Zeke’s childhood had been marked by the inability to save his mother against men like that and, like so many realizations lately, this one hit him out of the blue.
He’d spent most of his adult life trying to make that all right. Solve it, like it was a problem. When all it had ever been was a tragedy. One that he’d had no control over.
Not his fault.
Walker pounded him on the shoulder. “What the hell?”
Zeke shook his head. “Didn’t know what we were getting ourselves into. How’d you find us?”
Walker jerked a thumb at Cash.
Carlyle’s fiancé shrugged. “Carlyle and I track each other’s locations. When she disappeared, I figured she’d gone to see you, but after a while I realized she wouldn’t let you hit the cave alone. But when the cops hadn’t seen you guys, we checked it to see where she was. Lost service here and there, so couldn’t pinpoint an exact location at first, but we got close, then your friend found us.”
Zeke scoured the scene.
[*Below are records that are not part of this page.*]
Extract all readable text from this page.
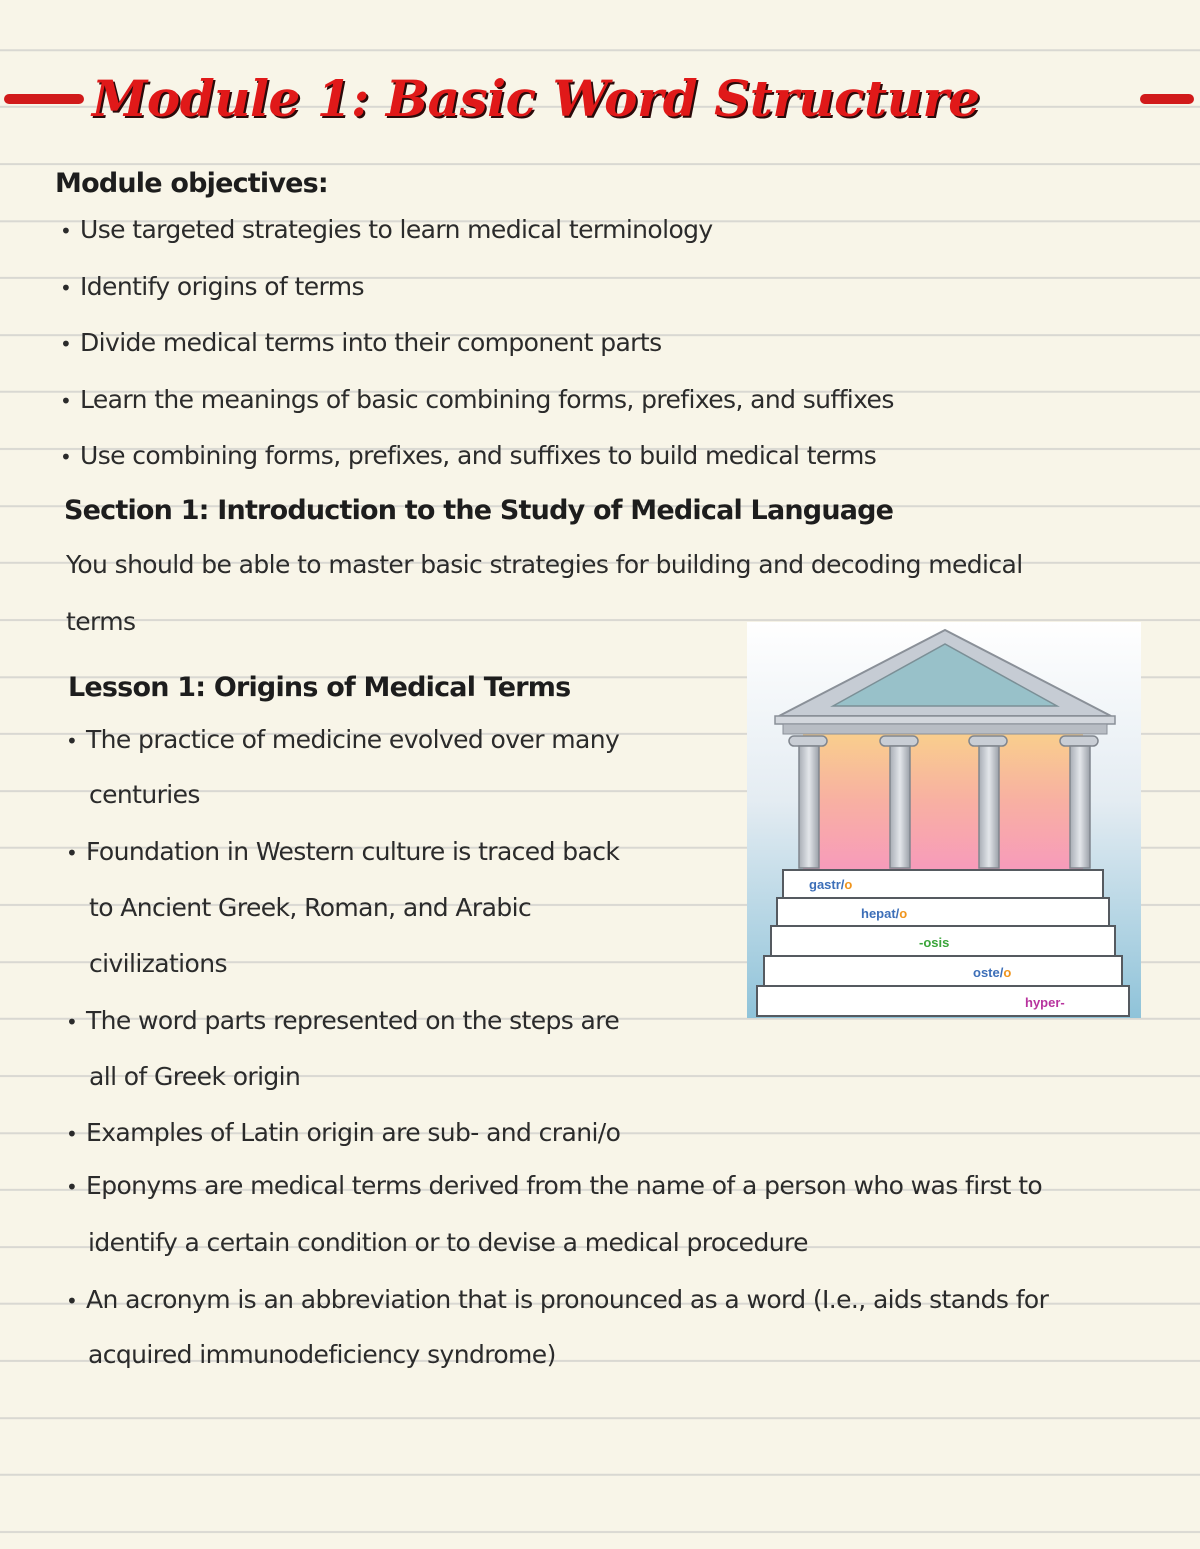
Module 1: Basic Word Structure
Module objectives:
• Use targeted strategies to learn medical terminology
• Identify origins of terms
• Divide medical terms into their component parts
• Learn the meanings of basic combining forms, prefixes, and suffixes
• Use combining forms, prefixes, and suffixes to build medical terms
Section 1: Introduction to the Study of Medical Language
You should be able to master basic strategies for building and decoding medical
terms
Lesson 1: Origins of Medical Terms
• The practice of medicine evolved over many
centuries
• Foundation in Western culture is traced back
to Ancient Greek, Roman, and Arabic
civilizations
• The word parts represented on the steps are
all of Greek origin
• Examples of Latin origin are sub- and crani/o
• Eponyms are medical terms derived from the name of a person who was first to
identify a certain condition or to devise a medical procedure
• An acronym is an abbreviation that is pronounced as a word (I.e., aids stands for
acquired immunodeficiency syndrome)
gastr/o
hepat/o
-osis
oste/o
hyper-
Granger and Gabriel stood just a ways back from where Brooke knelt next to Royal. Betty was with her, clearly working on Royal.
She was okay. Okay.
Carlyle sauntered over, wrapped an arm around Cash’s waist but looked up at Zeke. “Just going to stand there staring at her?”
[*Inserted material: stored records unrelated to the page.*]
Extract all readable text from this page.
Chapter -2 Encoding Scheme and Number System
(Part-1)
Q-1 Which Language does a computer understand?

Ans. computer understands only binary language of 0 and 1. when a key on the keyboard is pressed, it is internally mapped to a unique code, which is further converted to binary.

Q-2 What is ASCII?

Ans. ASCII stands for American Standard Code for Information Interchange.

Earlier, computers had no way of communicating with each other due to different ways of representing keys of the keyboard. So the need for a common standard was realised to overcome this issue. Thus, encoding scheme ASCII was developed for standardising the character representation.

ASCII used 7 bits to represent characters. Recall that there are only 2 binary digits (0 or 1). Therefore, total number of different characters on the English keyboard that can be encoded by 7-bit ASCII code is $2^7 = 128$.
Zeke scowled at his sister. “Giving her a minute with her injured brother.”
“Give her a shoulder, dipshit. They’re going to cart him out of here the minute they get a stretcher in. She’s going to need support.”
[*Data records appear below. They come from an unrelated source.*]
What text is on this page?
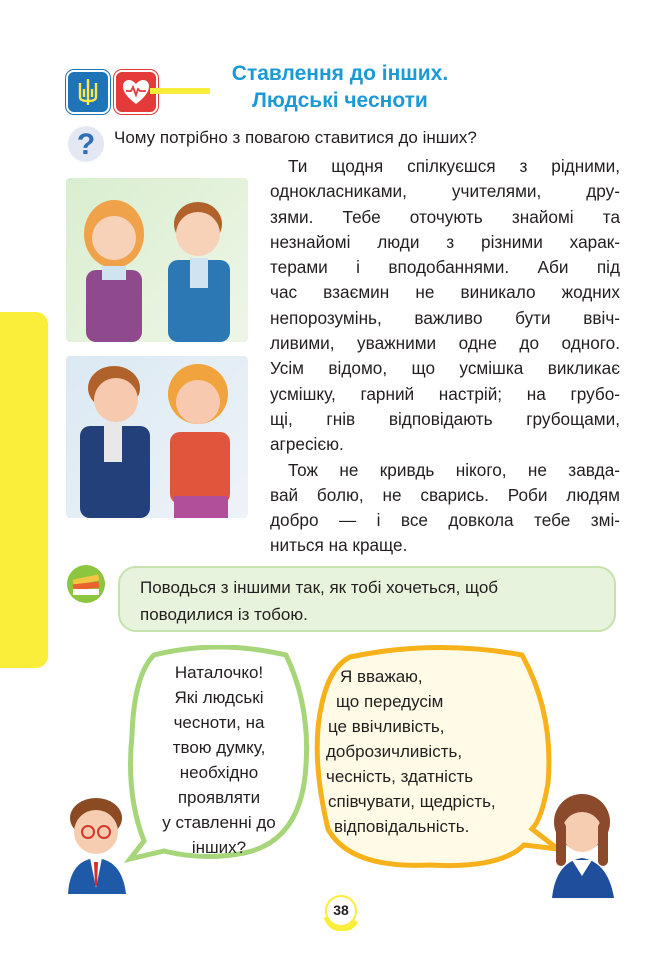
Ставлення до інших.
Людські чесноти
? Чому потрібно з повагою ставитися до інших?

Ти щодня спілкуєшся з рідними,
однокласниками, учителями, дру-
зями. Тебе оточують знайомі та
незнайомі люди з різними харак-
терами і вподобаннями. Аби під
час взаємин не виникало жодних
непорозумінь, важливо бути ввіч-
ливими, уважними одне до одного.
Усім відомо, що усмішка викликає
усмішку, гарний настрій; на грубо-
щі, гнів відповідають грубощами,
агресією.

Тож не кривдь нікого, не завда-
вай болю, не сварись. Роби людям
добро — і все довкола тебе змі-
ниться на краще.

Поводься з іншими так, як тобі хочеться, щоб
поводилися із тобою.
Наталочко!
Які людські
чесноти, на
твою думку,
необхідно
проявляти
у ставленні до
інших?
Я вважаю,
що передусім
це ввічливість,
доброзичливість,
чесність, здатність
співчувати, щедрість,
відповідальність.
38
When Zeke didn’t immediately jump to action, Carlyle made a disgusted sound. “If she walks out on you, you damn well deserve it.”
Then she gave him a physical push with her free hand.
Zeke grumbled, but he moved over to the scene around Royal. They had him up in a sitting position and Betty had already wrapped a bandage around his arm.
“Nice save,”
Zeke offered to his old boss.
Granger shrugged. “Only because you two got me started on looking into that lawyer Brooke paid. Led me to Jeremiah, which didn’t sit right. Started keeping tabs on a guy who visited the alleged Jeremiah in jail weekly without fail and that led me here.”
Two EMTs with a stretcher appeared and gently but firmly moved Brooke out of the way. Zeke reached out and helped her to her feet. Once she looked up at him, she simply fell into him.
He wrapped his arms around her, held her. Up to this point, he’d kept every feeling as much on lockdown as he could, but too many rushed through him now with her in his arms. The kind of relief that threatened to buckle his knees.
“Everything’s okay,”
he told her, holding her close. “Everyone’s going to be just fine.”
She nodded into his chest. “He’ll be okay,”
she said, and he knew she was saying it to reassure herself, not because she knew it was true. But it would be true.
They were all going to be okay. He rubbed a hand down her back and promised himself he’d make sure of it.